Nastya Bidkova, une professeure de chant de Dnipro (est de l’Ukraine), a salué l’opportunité « absolument inattendue » de séjourner dans un château du XIVe siècle. « Nous nous sommes sentis très chanceux quand nous sommes arrivés la nuit et que nous avons vu un beau château avec nos drapeaux à la fenêtre.
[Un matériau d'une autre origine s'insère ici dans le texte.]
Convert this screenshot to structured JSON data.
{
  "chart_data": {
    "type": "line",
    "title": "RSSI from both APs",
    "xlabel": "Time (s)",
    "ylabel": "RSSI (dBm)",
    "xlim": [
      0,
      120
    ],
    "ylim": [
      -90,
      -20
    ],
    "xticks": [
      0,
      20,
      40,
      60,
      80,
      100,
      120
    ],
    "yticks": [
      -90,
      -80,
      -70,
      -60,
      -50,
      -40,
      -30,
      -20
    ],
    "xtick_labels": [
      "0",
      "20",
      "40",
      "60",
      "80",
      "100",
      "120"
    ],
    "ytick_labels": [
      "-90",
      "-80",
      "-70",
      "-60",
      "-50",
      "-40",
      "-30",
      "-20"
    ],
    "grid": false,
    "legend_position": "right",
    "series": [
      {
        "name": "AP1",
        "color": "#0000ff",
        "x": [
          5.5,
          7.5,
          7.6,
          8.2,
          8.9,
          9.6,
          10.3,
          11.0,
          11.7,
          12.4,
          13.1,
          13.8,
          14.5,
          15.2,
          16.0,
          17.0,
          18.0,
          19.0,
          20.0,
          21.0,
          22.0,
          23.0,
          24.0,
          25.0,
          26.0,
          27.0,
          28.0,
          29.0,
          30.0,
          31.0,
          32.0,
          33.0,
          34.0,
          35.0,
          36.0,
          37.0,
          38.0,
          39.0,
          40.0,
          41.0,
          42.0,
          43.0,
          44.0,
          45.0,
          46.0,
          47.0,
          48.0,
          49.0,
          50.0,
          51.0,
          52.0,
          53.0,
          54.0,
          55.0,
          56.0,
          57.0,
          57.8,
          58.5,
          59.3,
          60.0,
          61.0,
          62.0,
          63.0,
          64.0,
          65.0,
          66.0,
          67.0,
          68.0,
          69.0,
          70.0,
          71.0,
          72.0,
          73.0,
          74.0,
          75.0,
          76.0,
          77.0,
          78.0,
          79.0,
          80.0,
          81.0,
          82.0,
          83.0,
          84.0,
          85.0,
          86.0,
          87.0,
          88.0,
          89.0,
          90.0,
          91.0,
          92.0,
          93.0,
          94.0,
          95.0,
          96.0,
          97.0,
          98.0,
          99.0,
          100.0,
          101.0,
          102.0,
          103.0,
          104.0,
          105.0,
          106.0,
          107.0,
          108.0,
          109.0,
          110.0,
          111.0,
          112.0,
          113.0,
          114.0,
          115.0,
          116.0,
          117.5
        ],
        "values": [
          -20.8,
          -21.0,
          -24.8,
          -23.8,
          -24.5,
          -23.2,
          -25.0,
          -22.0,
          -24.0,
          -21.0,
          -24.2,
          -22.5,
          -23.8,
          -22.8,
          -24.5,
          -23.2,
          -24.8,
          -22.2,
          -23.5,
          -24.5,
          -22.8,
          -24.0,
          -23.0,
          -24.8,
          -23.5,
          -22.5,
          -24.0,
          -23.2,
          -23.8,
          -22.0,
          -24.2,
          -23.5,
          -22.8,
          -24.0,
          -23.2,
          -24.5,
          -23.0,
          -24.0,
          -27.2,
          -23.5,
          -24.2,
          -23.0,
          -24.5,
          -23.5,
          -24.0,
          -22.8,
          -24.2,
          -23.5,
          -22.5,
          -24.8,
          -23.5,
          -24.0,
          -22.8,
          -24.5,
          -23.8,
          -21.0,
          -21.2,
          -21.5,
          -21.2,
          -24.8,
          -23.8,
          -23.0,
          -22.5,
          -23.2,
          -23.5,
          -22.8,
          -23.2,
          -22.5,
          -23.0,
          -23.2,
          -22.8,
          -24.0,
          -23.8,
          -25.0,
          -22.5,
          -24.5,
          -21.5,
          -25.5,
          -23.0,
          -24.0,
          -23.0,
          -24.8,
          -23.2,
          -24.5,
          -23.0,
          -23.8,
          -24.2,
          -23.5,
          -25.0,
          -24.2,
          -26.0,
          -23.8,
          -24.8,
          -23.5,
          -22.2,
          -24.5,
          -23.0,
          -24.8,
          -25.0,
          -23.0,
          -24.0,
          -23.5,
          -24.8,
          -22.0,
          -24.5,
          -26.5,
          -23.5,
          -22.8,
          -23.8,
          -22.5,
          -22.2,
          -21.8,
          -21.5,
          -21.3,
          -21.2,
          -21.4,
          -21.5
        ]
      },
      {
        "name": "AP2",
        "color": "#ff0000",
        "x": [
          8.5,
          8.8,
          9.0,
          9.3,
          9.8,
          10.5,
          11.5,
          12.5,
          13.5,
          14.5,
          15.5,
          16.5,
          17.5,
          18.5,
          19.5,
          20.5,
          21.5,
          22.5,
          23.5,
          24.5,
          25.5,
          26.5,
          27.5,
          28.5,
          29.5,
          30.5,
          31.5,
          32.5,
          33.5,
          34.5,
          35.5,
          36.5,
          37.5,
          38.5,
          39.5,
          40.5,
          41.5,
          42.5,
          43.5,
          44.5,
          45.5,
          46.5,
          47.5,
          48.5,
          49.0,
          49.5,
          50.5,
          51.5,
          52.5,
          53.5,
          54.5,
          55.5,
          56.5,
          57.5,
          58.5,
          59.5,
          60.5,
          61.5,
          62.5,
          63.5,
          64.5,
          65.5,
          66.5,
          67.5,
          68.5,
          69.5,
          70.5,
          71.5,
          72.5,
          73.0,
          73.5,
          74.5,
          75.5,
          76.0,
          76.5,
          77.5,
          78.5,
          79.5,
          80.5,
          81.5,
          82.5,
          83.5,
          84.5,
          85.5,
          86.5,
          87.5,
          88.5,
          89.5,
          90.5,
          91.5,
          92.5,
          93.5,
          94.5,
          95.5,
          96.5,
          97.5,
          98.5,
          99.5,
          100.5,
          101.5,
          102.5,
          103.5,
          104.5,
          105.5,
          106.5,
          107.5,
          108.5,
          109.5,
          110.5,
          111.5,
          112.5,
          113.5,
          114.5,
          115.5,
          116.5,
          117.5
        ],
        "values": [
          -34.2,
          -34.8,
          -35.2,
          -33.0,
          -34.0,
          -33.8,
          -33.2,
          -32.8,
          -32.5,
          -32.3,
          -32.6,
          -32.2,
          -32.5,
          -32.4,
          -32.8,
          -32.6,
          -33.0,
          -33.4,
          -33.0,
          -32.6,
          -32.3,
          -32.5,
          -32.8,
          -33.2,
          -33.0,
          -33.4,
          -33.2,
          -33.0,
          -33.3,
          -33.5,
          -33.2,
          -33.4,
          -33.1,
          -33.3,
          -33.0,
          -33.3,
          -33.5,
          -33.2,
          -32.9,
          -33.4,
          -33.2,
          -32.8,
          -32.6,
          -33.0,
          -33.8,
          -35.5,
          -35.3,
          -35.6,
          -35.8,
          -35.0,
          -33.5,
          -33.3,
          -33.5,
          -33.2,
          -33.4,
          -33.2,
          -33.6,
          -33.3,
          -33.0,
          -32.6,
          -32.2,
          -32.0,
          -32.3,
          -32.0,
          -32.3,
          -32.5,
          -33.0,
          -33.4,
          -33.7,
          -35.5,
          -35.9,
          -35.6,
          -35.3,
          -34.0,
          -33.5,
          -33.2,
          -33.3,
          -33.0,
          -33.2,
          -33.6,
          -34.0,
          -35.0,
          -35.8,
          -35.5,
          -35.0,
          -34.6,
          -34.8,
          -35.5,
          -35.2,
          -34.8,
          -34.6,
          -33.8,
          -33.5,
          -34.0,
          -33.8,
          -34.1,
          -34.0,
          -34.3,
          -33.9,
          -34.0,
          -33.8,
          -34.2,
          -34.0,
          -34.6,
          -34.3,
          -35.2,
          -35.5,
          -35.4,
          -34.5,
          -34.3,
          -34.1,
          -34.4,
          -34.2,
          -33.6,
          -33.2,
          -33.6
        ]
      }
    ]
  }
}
C’était vraiment sympa », raconte-t-elle.

De tous les châteaux impliqués dans le projet, Becov a eu la tâche la plus facile pour installer des drapeaux ukrainiens car le bleu et le jaune étaient les couleurs de ses anciens propriétaires, la famille Questenberg, souligne Tomas Wizovsky.

« Nous les avions en magasin et avons pu les faire flotter presque à l’instant où la décision a été prise pour montrer notre solidarité ».
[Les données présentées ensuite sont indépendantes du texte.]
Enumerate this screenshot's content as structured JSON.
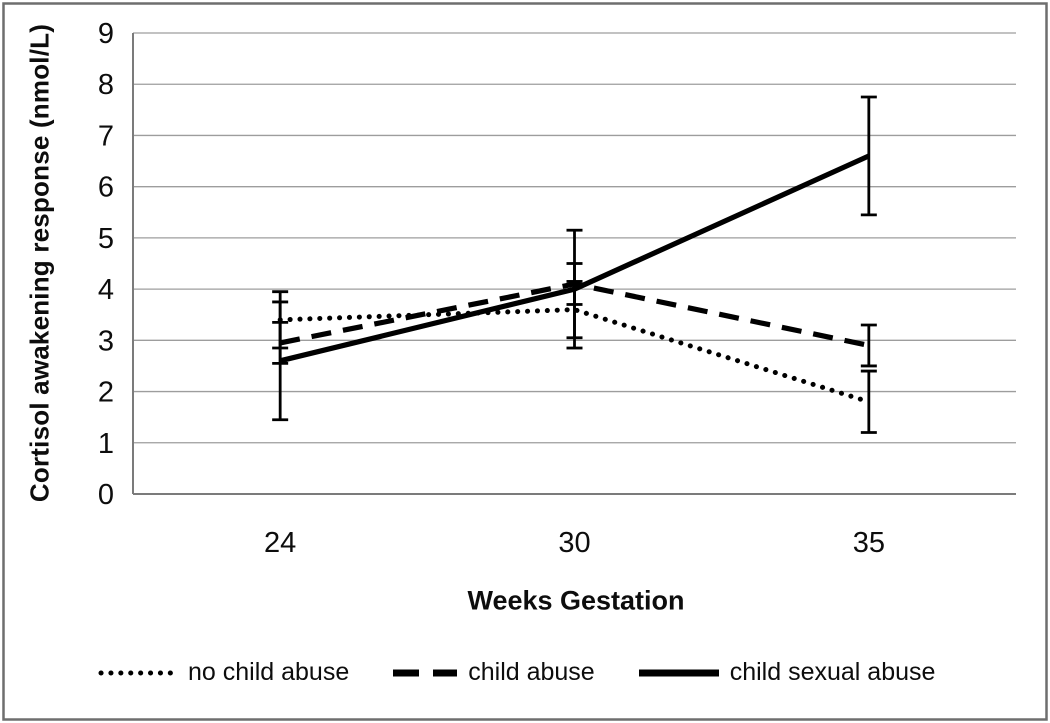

Avec moins de 1.000 habitants, la ville de Becov nad Teplou a connu une forte augmentation de sa population puisque plus de 60 réfugiés ukrainiens y sont arrivés au cours du mois dernier.

Outre les réfugiés abrités dans le château, certains ont été placés dans des hôtels et des pensions, d’autres chez des particuliers. La ville a également organisé une réunion pour souhaiter la bienvenue à ces nouveaux arrivants.

Les enfants fréquentent maintenant l’école locale. La ville s’occupe également des visas et de produits de première nécessité tels que les draps et les serviettes et leur cherche des emplois, difficiles à trouver. Les réfugiés se sont également vus offrir une visite gratuite du château avec tous ses joyaux.

Des enfants comme les autres

Malgré l’hospitalité, l’ombre de l’invasion russe plane toujours, même si les enfants ont commencé à se  débarrasser de leurs peurs. « Pendant les deux premiers jours, ils n’ont pas parlé, ils étaient timides, trop silencieux après toutes leurs souffrances et leurs voyages », se rappelle Tomas Wizovsky. « Maintenant, ce sont des enfants comme les autres. »

Mais leurs mères ont souvent l’air inquiètes, les sourires sont rares, et elles cherchent des petits boulots pour s’occuper. Mme Bidkova renoncerait volontiers à cette vie de château pour rentrer en Ukraine, « retrouver nos familles et nos hommes qui se battent pour la paix là-bas ».

Mme Chandyba espère elle aussi retourner dans sa maison – « si elle est toujours debout ».